Unsurprisingly the high priests never get involved in this level of discourse. It is far too crude and coarse for them. These are people who teach undergraduates out of grudging acknowledgement that though they are priests of the inner circle, their salary is paid, and the the temple is owned, by someone else. And these days the money people don't even have a shared set of core values with the priests. So the priests are busy defending their turf in high-levels games.
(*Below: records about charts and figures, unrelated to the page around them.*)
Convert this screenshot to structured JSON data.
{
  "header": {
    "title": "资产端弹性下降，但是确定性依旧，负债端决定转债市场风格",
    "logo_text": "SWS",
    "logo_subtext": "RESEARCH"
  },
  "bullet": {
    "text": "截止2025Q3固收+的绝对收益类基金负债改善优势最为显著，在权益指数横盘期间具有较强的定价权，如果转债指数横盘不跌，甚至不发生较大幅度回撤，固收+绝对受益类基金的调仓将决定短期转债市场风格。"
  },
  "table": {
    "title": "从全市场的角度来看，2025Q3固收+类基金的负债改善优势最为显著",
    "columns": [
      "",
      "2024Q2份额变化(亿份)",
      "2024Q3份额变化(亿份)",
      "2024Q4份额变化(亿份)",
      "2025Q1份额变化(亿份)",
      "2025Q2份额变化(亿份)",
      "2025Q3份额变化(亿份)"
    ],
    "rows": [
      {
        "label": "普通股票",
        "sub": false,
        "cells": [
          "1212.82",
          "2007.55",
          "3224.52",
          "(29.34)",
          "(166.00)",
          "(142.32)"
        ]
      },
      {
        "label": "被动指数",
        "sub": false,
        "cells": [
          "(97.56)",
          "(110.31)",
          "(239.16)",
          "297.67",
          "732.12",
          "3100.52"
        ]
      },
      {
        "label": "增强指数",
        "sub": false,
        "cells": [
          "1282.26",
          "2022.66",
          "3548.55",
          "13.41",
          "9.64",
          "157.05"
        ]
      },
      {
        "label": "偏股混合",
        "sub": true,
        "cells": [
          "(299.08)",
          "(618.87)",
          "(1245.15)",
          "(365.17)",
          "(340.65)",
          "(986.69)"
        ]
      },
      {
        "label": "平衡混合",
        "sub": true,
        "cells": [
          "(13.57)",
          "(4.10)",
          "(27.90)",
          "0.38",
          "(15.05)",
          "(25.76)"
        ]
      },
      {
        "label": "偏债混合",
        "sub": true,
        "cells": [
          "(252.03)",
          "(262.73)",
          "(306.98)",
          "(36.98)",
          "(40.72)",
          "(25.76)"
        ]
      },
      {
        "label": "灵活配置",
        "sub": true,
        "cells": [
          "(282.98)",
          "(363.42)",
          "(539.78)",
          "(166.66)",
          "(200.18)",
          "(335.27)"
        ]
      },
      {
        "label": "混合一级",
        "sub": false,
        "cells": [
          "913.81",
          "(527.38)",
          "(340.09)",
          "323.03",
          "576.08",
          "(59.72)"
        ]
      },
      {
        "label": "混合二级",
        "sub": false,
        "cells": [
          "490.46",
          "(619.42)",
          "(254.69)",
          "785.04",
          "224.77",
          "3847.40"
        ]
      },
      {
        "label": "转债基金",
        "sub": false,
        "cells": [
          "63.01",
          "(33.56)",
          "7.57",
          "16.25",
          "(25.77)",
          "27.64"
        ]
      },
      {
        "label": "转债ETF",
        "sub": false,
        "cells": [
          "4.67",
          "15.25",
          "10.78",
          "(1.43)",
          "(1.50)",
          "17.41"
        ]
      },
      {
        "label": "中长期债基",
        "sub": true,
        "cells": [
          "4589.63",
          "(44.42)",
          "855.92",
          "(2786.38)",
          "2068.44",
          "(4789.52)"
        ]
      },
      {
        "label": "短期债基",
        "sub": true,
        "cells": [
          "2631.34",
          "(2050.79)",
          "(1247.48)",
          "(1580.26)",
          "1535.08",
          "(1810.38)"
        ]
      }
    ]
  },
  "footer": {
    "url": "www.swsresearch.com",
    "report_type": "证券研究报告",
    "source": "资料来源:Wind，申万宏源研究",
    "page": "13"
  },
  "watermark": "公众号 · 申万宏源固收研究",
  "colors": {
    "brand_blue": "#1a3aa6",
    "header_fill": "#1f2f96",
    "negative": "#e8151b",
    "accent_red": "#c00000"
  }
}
Debate is nearly always pointless because the acolyte is wholly committed to thinking in terms of the ultradoxy. From their point of view dissent can only arise from misunderstanding or madness. So all they can really do is restate the ultradox view, and say that the dissenter is an idiot or insane (almost all internet "debate" fits neatly into these two slots. Acolytes are not interacting with the view to finding the truth, they are setting out to defend the Truth (as they see it). They take attacks on the Truth quite personally.

The irony is that the inner-circle are contemptuous of low-level acolytes, no matter how well they grasp the outlines of the utlradoxy, they are not initiated into the central mysteries and never will be. And dissenters are often at the same level. If I support Margulis over Dawkins, am really I doing more than wearing a tee-shirt with a name on it? I'm really just advertising my allegiance to people who do not know I exist, and probably would not care if they did. So the insanity charge starts to look more plausible.